The vault, somehow, had a strange attraction for her as it did for Blackberry. The cat was climbing around it, exploring the statue, and the roof, and Judy longed to join him. If the bushes weren’t so wet she knew she could scramble up there, too.

“We’ll come back, won’t we, Horace?” Judy asked.

“It depends on what the caretaker has to say. The sky’s cleared a little and I can see the top of his cottage. We did pass it,” he observed. “The fire didn’t touch it or the trees around it.”

“I hope it’s warm inside,” Judy said. “The air is getting colder by the minute.”

Judy found the caretaker’s cottage cold in more ways than one. They had approached it eagerly. It did seem the logical place to inquire about the mysterious Mr. Paul Riker.

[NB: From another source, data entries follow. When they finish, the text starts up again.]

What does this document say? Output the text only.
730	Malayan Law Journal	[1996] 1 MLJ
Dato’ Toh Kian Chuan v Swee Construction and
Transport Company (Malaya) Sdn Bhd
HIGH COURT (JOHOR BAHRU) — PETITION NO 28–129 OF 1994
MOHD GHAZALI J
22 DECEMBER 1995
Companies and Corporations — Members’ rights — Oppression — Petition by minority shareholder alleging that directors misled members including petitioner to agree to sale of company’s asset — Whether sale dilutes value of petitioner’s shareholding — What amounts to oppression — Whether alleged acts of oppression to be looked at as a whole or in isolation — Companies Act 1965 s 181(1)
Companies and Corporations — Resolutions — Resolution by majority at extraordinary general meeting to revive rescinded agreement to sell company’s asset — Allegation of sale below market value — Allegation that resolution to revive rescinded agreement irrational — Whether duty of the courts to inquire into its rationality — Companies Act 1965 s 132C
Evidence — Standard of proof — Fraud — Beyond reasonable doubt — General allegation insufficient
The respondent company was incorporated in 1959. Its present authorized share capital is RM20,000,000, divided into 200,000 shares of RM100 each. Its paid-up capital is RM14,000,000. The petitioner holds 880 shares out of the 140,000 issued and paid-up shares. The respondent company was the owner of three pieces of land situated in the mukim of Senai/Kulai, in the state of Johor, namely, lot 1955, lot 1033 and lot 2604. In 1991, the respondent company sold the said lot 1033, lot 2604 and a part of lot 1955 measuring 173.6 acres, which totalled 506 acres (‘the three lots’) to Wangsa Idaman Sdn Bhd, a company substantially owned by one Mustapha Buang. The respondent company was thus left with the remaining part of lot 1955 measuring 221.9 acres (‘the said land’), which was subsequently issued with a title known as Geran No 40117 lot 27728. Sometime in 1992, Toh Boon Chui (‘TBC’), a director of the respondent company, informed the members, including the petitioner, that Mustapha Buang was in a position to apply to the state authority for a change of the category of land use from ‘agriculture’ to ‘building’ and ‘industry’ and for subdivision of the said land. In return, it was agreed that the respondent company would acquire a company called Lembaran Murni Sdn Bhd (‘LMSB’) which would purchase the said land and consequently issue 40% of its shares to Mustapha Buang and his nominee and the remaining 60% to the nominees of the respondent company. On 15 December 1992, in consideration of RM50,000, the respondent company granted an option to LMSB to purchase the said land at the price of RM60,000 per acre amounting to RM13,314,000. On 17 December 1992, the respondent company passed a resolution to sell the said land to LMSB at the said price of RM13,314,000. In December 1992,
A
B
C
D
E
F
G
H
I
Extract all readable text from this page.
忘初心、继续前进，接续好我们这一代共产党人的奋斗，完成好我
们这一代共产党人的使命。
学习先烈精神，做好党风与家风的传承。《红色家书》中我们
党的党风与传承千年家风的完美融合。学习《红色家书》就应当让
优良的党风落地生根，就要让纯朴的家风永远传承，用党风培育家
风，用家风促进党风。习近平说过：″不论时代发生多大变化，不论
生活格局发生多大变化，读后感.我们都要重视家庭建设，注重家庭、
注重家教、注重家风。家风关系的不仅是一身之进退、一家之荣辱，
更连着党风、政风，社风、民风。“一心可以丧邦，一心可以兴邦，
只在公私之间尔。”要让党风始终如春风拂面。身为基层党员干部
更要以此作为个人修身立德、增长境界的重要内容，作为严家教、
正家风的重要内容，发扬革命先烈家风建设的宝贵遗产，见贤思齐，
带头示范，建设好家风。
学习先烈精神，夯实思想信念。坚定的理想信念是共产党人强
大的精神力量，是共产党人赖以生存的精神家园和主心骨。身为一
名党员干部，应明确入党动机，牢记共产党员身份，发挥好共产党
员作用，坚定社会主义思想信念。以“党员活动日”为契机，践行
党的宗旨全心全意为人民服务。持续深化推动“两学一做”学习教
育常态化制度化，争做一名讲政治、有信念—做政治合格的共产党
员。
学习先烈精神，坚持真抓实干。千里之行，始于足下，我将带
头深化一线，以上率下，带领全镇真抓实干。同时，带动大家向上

“We’ll question the caretaker,” Horace declared. “He’ll tell us plenty.”

But would he? At first the wizened little old man who came to the door of the cottage refused to admit them.

“I’ve had enough people here,” he barked. “Go away!”

“I’m Paul Riker,” little Paul piped up unexpectedly. “You have to let us in.”

“Well, I’ll be hanged,” the caretaker said, “if you don’t sound just like your uncle Paul. So I have to let you in, eh?”

“Paul! Be quiet,” Mrs. Riker admonished the boy. “I am Mrs. Philip Riker,” she told the caretaker. “Do you know where I can reach Mr. Paul Riker?”

“I’m Abner Post,” the caretaker said, and added reluctantly, “Come in, Mrs. Riker.”

Judy and Horace introduced themselves and got a cold stare for their trouble. Abner Post led them into his kitchen which was at the front of the house, and they were offered straight-backed chairs.

The kitchen, Judy noticed, was a little like her own. It had a fireplace in it, but there was no fire. The house seemed without warmth or comfort.

“So you’ve come to find out what’s become of Mr. Riker, have you?” the caretaker said to Mrs. Riker after she had told him about seeing the vault. “Well, there’s plenty would like to know. Some of the neighbors hereabouts say he’s dead and his ghost walks up and down them steps at midnight. But I ain’t seen it.”